Size at birth and blood pressure: cross sectional study in 8-11 year old children.

S J Taylor 1, P H Whincup 1, D G Cook 1, O Papacosta 1, M Walker 1
PMCID: PMC2125970  PMID: 9056797

Abstract

OBJECTIVE: To identify which patterns of fetal growth, represented by different measurements of size at birth, are associated with increased blood pressure in children aged 8-11 years. DESIGN AND SETTING: School based, cross sectional survey conducted in 10 towns in England and Wales in 1994. SUBJECTS: 3010 singleton children (response rate 75%) with physical measurements and information on birth weight from parental questionnaires.
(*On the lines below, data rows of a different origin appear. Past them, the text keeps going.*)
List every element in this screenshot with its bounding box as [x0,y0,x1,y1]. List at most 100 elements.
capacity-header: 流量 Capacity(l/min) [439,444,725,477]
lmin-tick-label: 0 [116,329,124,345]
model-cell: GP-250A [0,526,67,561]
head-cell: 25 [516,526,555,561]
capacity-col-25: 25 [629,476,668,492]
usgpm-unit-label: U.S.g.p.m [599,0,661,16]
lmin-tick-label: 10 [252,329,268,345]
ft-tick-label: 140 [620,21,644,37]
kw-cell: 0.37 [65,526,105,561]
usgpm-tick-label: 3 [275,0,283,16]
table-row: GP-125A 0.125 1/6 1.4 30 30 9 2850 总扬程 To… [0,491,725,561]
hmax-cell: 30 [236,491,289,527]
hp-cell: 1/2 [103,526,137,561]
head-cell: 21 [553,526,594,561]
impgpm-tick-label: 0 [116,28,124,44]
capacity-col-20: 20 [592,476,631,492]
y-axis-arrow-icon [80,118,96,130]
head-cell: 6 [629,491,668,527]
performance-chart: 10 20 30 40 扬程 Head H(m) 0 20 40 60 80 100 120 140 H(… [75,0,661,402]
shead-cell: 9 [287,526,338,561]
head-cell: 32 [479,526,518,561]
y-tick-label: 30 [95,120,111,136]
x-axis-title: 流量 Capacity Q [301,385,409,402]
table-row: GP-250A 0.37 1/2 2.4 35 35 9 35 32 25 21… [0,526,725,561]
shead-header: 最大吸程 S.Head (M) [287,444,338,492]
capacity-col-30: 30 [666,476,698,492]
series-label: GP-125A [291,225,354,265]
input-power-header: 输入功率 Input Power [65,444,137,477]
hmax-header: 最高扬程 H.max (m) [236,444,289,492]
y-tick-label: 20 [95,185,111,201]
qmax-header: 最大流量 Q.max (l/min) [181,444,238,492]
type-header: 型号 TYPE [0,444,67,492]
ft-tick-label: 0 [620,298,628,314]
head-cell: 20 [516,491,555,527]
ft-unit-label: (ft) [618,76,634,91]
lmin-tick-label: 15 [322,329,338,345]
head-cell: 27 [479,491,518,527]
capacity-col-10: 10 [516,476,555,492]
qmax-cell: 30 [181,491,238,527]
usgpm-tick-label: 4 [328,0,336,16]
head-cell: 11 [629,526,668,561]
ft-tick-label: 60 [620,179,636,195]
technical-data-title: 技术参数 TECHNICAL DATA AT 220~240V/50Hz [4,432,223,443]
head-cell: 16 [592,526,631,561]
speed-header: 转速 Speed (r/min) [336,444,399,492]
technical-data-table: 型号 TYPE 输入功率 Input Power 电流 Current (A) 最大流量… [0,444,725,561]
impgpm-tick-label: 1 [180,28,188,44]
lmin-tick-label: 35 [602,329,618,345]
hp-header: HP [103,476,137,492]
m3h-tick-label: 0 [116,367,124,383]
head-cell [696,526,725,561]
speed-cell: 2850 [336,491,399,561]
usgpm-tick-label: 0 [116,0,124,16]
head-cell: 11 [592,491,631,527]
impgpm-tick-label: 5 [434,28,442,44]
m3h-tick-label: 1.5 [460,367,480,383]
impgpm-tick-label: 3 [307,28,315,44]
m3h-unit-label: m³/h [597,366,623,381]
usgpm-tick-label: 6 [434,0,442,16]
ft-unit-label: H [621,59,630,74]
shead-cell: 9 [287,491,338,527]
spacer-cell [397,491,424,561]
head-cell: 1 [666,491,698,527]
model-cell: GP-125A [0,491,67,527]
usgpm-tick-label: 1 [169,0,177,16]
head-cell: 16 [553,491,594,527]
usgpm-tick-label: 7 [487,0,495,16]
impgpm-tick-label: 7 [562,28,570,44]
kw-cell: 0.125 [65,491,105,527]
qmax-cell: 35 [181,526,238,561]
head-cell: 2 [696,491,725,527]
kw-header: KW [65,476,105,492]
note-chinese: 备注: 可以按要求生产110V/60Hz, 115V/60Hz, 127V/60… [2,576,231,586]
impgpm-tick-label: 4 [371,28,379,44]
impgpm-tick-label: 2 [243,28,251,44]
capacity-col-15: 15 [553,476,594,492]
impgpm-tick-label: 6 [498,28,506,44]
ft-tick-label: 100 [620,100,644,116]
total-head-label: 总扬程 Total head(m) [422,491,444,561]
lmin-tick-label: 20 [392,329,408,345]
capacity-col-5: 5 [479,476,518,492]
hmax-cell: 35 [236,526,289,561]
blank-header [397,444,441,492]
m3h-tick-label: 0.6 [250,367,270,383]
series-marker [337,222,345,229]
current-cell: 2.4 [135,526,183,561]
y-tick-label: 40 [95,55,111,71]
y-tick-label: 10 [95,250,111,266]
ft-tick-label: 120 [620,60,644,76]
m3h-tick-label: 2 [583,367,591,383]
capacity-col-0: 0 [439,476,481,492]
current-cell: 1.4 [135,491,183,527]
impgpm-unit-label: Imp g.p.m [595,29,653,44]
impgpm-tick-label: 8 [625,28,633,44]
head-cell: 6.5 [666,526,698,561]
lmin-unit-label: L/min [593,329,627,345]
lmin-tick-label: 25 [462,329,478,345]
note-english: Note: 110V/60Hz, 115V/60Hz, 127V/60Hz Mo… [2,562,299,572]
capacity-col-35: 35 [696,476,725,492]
Hospital birth records were examined for 1573. MAIN OUTCOME MEASURES: Systolic and diastolic blood pressure at age 8-11 years. RESULTS: In the whole group birth weight was inversely related to systolic pressure (regression coefficient -1.48 mm Hg/kg; 95% confidence interval -2.20 to -0.76) after adjustment for current body size. There was no significant association between birth weight and diastolic pressure. The association with systolic pressure was much stronger in girls (-2.54 mm Hg/kg; -3.60 to -1.48) than in boys (-0.64 mm Hg/kg; -1.58 to 0.30), with a significant difference between the sexes (P = 0.006). Among the other neonatal measures, head circumference and placental weight were inversely associated with subsequent blood pressure in girls, and placental ratio (placental weight:birth weight) was positively associated with blood pressure in boys. Neither ponderal index at birth nor length:head circumference ratio was related to blood pressure in either sex. CONCLUSIONS: In these contemporary children the association between birth weight and blood pressure was apparent only in girls. There was no evidence that measures of size at birth, which may be related to nutrition at critical periods of pregnancy (thinness at birth or shortness in relation to head circumference), are related to blood pressure in the offspring.